= Arduba =

Roman settlement

Arduba (Ancient Greek: Ἄρδουβα, Latin: Arduba) was a settlement of the Illyrian tribe of the Daesitiates in Illyria. Following the Roman invasion, the settlement was included in the Roman province of Dalmatia. Arduba was located somewhere near the modern city of Zenica in Bosnia and Herzegovina. Most probably the royal city of Vranduk existed in the time of the Illyrians, under the name Arduba.

== History ==

The Bellum Batonianum (Latin: War of the Batos) was a military conflict fought in the Roman province of Illyricum in the 1st century AD, in which an alliance of native peoples of the two regions of Illyricum, Dalmatia and Pannonia, revolted against the Romans. The last major location of the conflict between the Illyrian and the Romans was Arduba.

In the summer of the 9th year AC there was the numerous and powerful army of the Roman Empire, led by the general Germanicus, standing in front of this city.

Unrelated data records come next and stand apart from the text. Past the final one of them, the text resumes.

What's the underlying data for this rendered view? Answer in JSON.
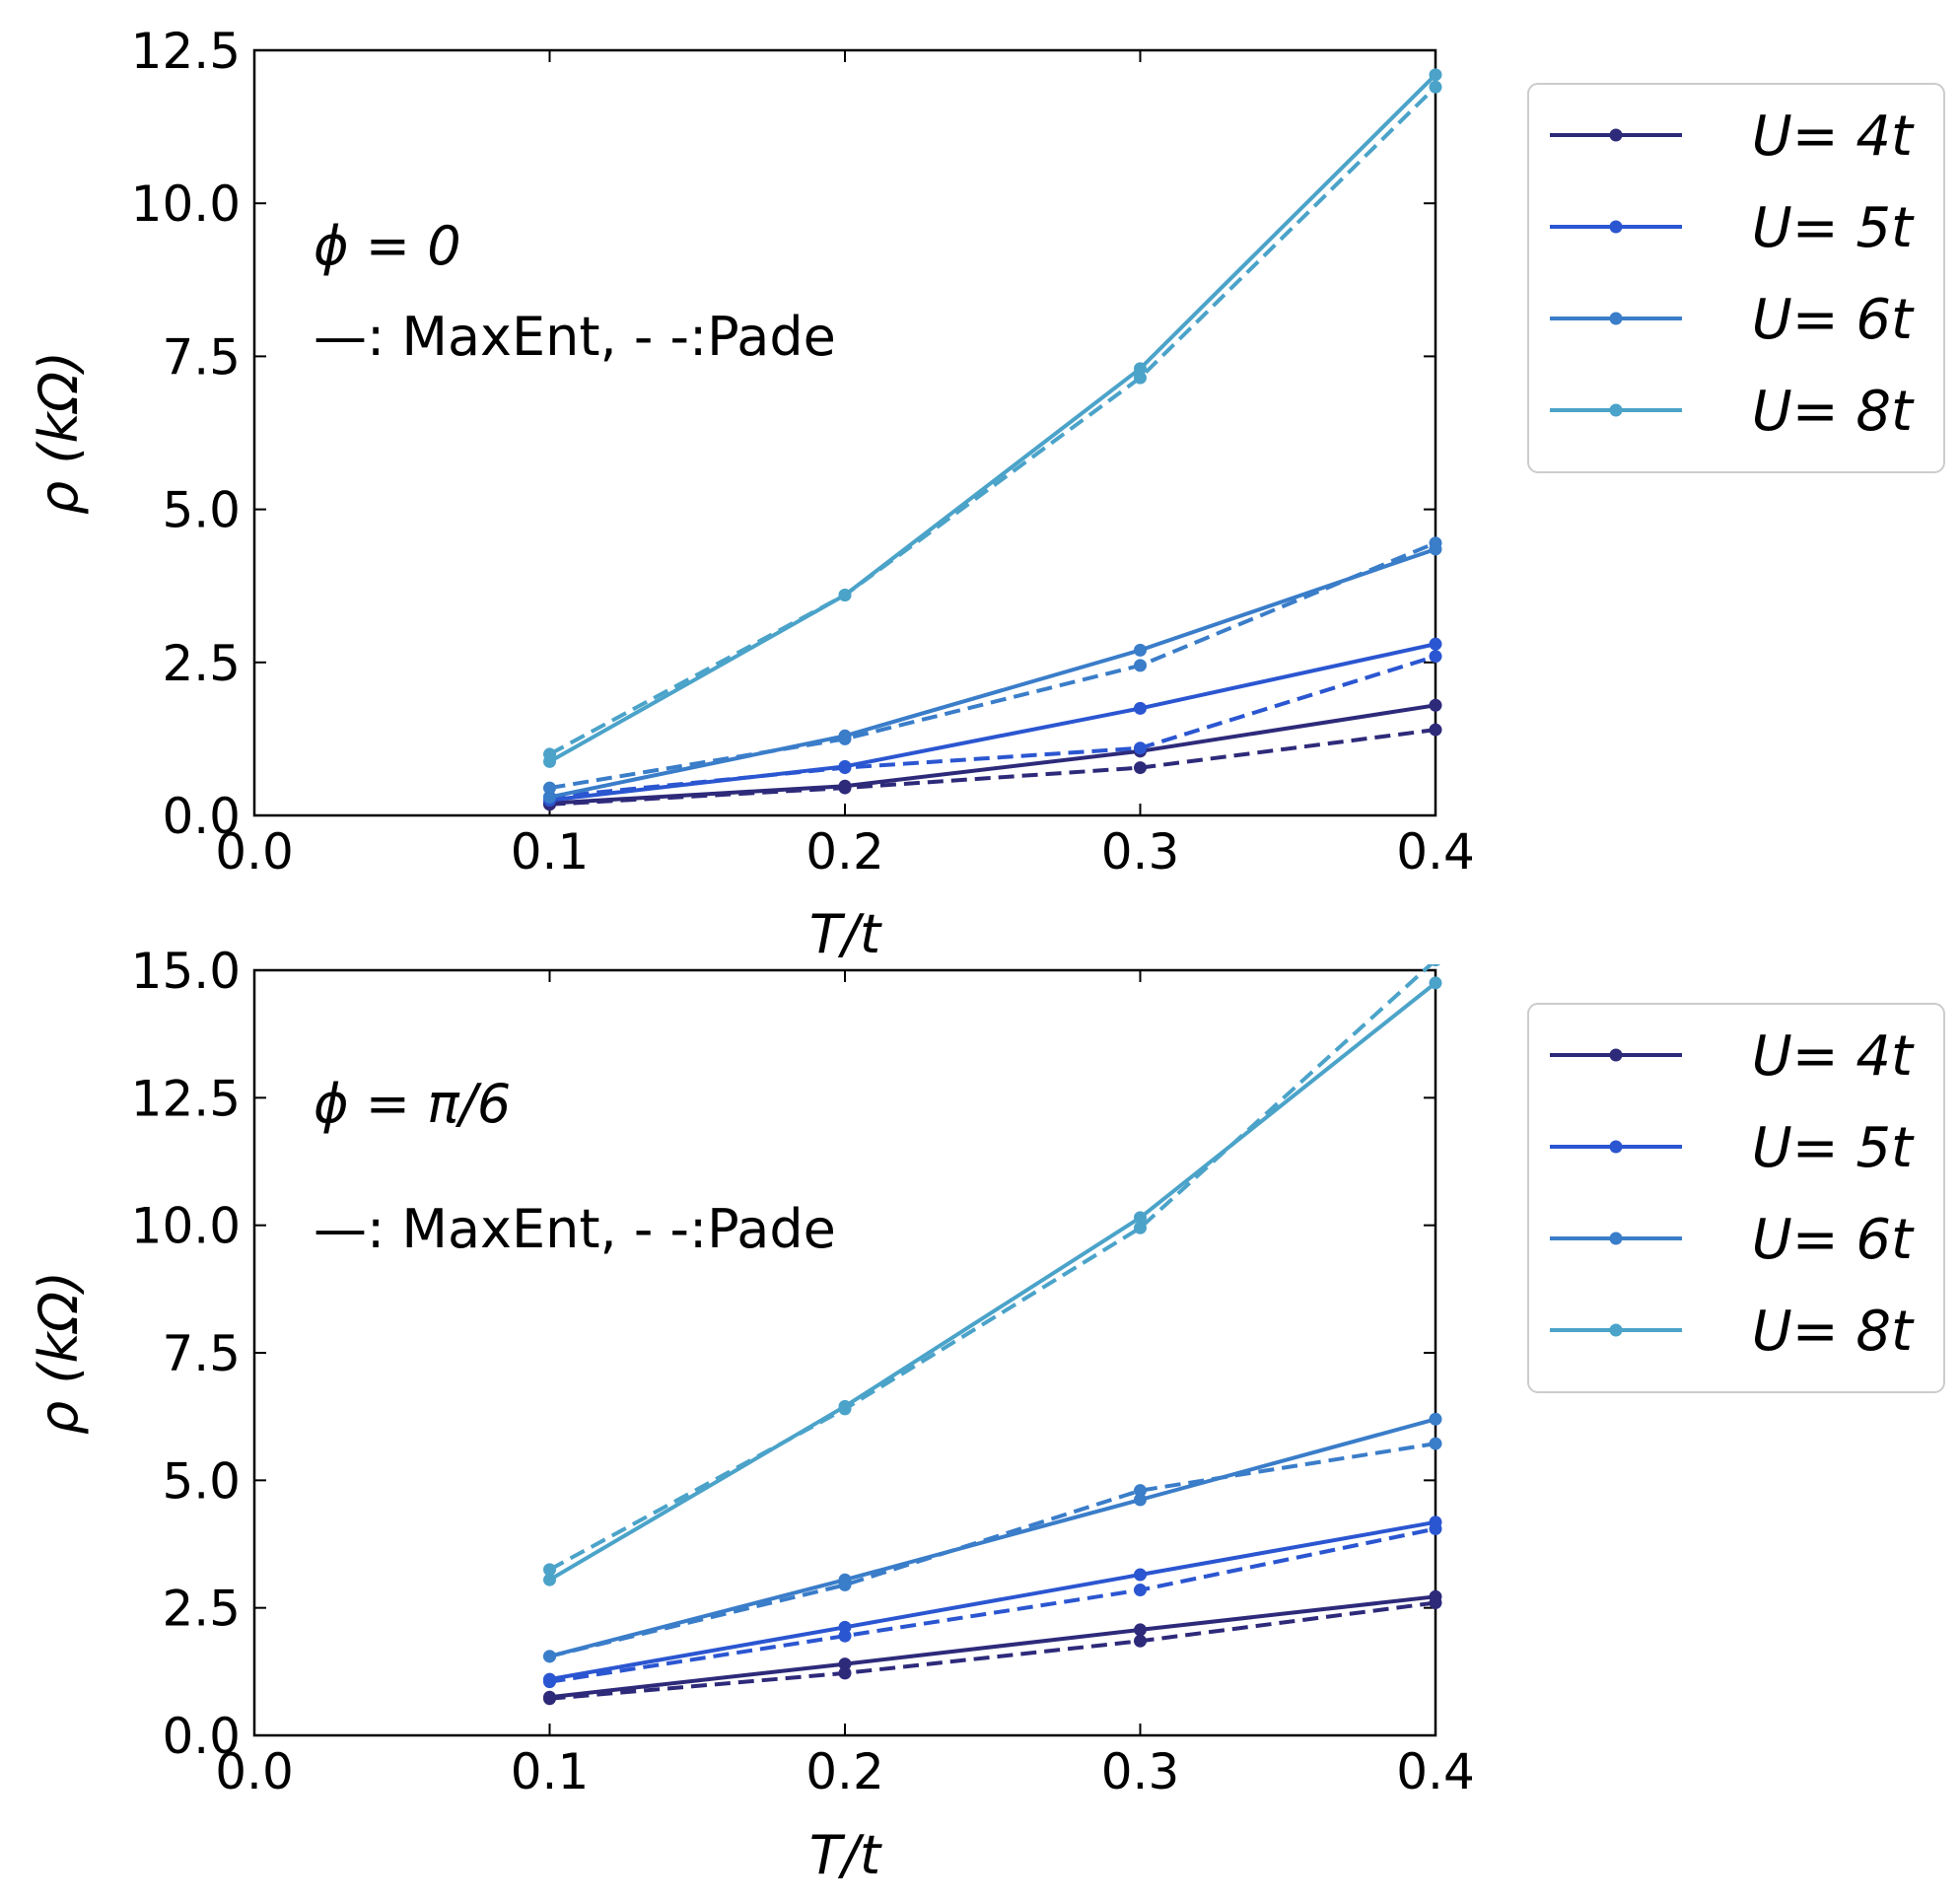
{
  "chart_data": [
    {
      "type": "line",
      "xlabel": "T/t",
      "ylabel": "ρ (kΩ)",
      "xlim": [
        0.0,
        0.4
      ],
      "ylim": [
        0.0,
        12.5
      ],
      "xticks": [
        "0.0",
        "0.1",
        "0.2",
        "0.3",
        "0.4"
      ],
      "yticks": [
        "0.0",
        "2.5",
        "5.0",
        "7.5",
        "10.0",
        "12.5"
      ],
      "grid": false,
      "legend_position": "outside-right",
      "annotations": [
        "ϕ = 0",
        "—: MaxEnt, - -:Pade"
      ],
      "x": [
        0.1,
        0.2,
        0.3,
        0.4
      ],
      "series": [
        {
          "name": "U= 4t",
          "method": "MaxEnt",
          "color": "#2e2a7a",
          "values": [
            0.2,
            0.48,
            1.05,
            1.8
          ]
        },
        {
          "name": "U= 4t",
          "method": "Pade",
          "color": "#2e2a7a",
          "values": [
            0.18,
            0.45,
            0.78,
            1.4
          ]
        },
        {
          "name": "U= 5t",
          "method": "MaxEnt",
          "color": "#2b56d1",
          "values": [
            0.25,
            0.8,
            1.75,
            2.8
          ]
        },
        {
          "name": "U= 5t",
          "method": "Pade",
          "color": "#2b56d1",
          "values": [
            0.3,
            0.78,
            1.1,
            2.6
          ]
        },
        {
          "name": "U= 6t",
          "method": "MaxEnt",
          "color": "#3a7dc9",
          "values": [
            0.3,
            1.3,
            2.7,
            4.35
          ]
        },
        {
          "name": "U= 6t",
          "method": "Pade",
          "color": "#3a7dc9",
          "values": [
            0.45,
            1.25,
            2.45,
            4.45
          ]
        },
        {
          "name": "U= 8t",
          "method": "MaxEnt",
          "color": "#4ba3c9",
          "values": [
            0.88,
            3.6,
            7.3,
            12.1
          ]
        },
        {
          "name": "U= 8t",
          "method": "Pade",
          "color": "#4ba3c9",
          "values": [
            1.0,
            3.6,
            7.15,
            11.9
          ]
        }
      ]
    },
    {
      "type": "line",
      "xlabel": "T/t",
      "ylabel": "ρ (kΩ)",
      "xlim": [
        0.0,
        0.4
      ],
      "ylim": [
        0.0,
        15.0
      ],
      "xticks": [
        "0.0",
        "0.1",
        "0.2",
        "0.3",
        "0.4"
      ],
      "yticks": [
        "0.0",
        "2.5",
        "5.0",
        "7.5",
        "10.0",
        "12.5",
        "15.0"
      ],
      "grid": false,
      "legend_position": "outside-right",
      "annotations": [
        "ϕ = π/6",
        "—: MaxEnt, - -:Pade"
      ],
      "x": [
        0.1,
        0.2,
        0.3,
        0.4
      ],
      "series": [
        {
          "name": "U= 4t",
          "method": "MaxEnt",
          "color": "#2e2a7a",
          "values": [
            0.75,
            1.4,
            2.07,
            2.72
          ]
        },
        {
          "name": "U= 4t",
          "method": "Pade",
          "color": "#2e2a7a",
          "values": [
            0.72,
            1.22,
            1.85,
            2.6
          ]
        },
        {
          "name": "U= 5t",
          "method": "MaxEnt",
          "color": "#2b56d1",
          "values": [
            1.1,
            2.12,
            3.15,
            4.18
          ]
        },
        {
          "name": "U= 5t",
          "method": "Pade",
          "color": "#2b56d1",
          "values": [
            1.05,
            1.95,
            2.85,
            4.05
          ]
        },
        {
          "name": "U= 6t",
          "method": "MaxEnt",
          "color": "#3a7dc9",
          "values": [
            1.55,
            3.05,
            4.62,
            6.2
          ]
        },
        {
          "name": "U= 6t",
          "method": "Pade",
          "color": "#3a7dc9",
          "values": [
            1.55,
            2.95,
            4.8,
            5.72
          ]
        },
        {
          "name": "U= 8t",
          "method": "MaxEnt",
          "color": "#4ba3c9",
          "values": [
            3.05,
            6.45,
            10.15,
            14.75
          ]
        },
        {
          "name": "U= 8t",
          "method": "Pade",
          "color": "#4ba3c9",
          "values": [
            3.25,
            6.4,
            9.95,
            15.2
          ]
        }
      ]
    }
  ],
  "legends": [
    {
      "entries": [
        {
          "label": "U= 4t",
          "color": "#2e2a7a"
        },
        {
          "label": "U= 5t",
          "color": "#2b56d1"
        },
        {
          "label": "U= 6t",
          "color": "#3a7dc9"
        },
        {
          "label": "U= 8t",
          "color": "#4ba3c9"
        }
      ]
    },
    {
      "entries": [
        {
          "label": "U= 4t",
          "color": "#2e2a7a"
        },
        {
          "label": "U= 5t",
          "color": "#2b56d1"
        },
        {
          "label": "U= 6t",
          "color": "#3a7dc9"
        },
        {
          "label": "U= 8t",
          "color": "#4ba3c9"
        }
      ]
    }
  ]
}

One of the reasons the encounter was remembered lies in the description of the heroism of Arduban women, as reported by Dio. Allegedly, they refused to surrender and preferred death over captivity. While there are similar stories throughout ancient history, this is one of the few instances where the heroism is reported by a historian of the opposing forces. The city’s men surrendered, but the women refused. An internal conflict erupted fostered by women who did not want to fall in captivity by the Romans. Carrying their children in their arms, they threw themselves into fire or jumped in the river to drown.

Germanicus turned his attention to the last holdouts in Arduba, which was a fortified town with a river around its base. Within the town there was tension between rebel deserters who wanted to carry on the fight and the inhabitants who wanted peace. The tension eventually developed into violence. The women reportedly helped the deserters because, contrary to their men, they did not want to suffer servitude. The deserters were defeated and surrendered. The women took their children and threw themselves into the flames or the river. Cassius Dio did not specify what caused the fire. The nearby towns surrendered voluntarily. Germanicus re-joined Tiberius, and sent Gaius Vibius Postumus to subdue the other districts. Bato promised to surrender if he and his followers would be pardoned. Tiberius agreed and then asked him why his people had rebelled. According to Cassius Dio, he replied: "You Romans are to blame for this; for you send as guardians of your flocks, not dogs or shepherds, but wolves."

In some ways Arduba then became a major designation for the Great Illyrian Rebellion, but also a symbol of the tragic history that its people have been experiencing from generation to generation for over two millennia.

Two centuries later, the historic role of Arduba was immortalised by the Roman historian and official Cassius Dio with his description of the battle of Arduba. To date, with the exception of the writings of Cassius Dio, no other original testimony (either literary, epigraphic or archaeological) exists about the town called Arduba.

== Research ==

Wilhelm Tomaschek (1880) located Arduba in Vranduk near Zenica. But archaeological excavations (1968) provided neither prehistoric nor ancient findings to confirm this.

The urban part of today's Zenica already formed in the Stone Age Neolithic, and especially later in the time of the Illyrians. Today, toponyms of their gradinas (fortified towns) are evidence for this: Gradišće, Gračanica, Gradac. This is how we assume that the Royal city of Vranduk probably existed in the time of the Illyrians, under the name Arduba.

The philologist Erich Koestermann locates Arduba east of the river Neretva, beyond the eastern limit on ethnic Dalmatia.

John Wilkes appears to associate Arduba fall with military operations of Germanicus and Gaius Vibius Postumus against the Desidiates and Perustae.

The primary sources of information about the city Arduba are the writings of Cassius Dio and Velleius Paterculus.

Arduba must have been a major insurgent stronghold and settlement in the area, as refugees from other parts of the region and strongholds merged with it. Although he had a much larger army than the people who defended Arduba, Germanicus faced strong defence fortifications in front of the settlement, which made it not easy to simply invade Arduba. In addition to being heavily fortified, Arduba was located near a fast-flowing river. This clearly indicates that Arduba must have been located somewhere in the mountainous area of a larger river, meaning its upper or middle stream. The exploration of Arduba’s location should take into account the following points which can be inferred from data from the relevant Cassius Dio text and its interpretation:
1. Arduba was not an isolated place, but rather in a crowded location. There were more important indigenous roads and it was positioned in the direction of the main appearance of Germanic’s troops.
2. The existence of a river in its immediate vicinity, with relative depth.
3. That it was not a border point, but it was the centre of an area -this is suggested from the meaning of Cassius Dio text in particular. This seems to indicate that there were places, positions and settlements that gravitated to Arduba.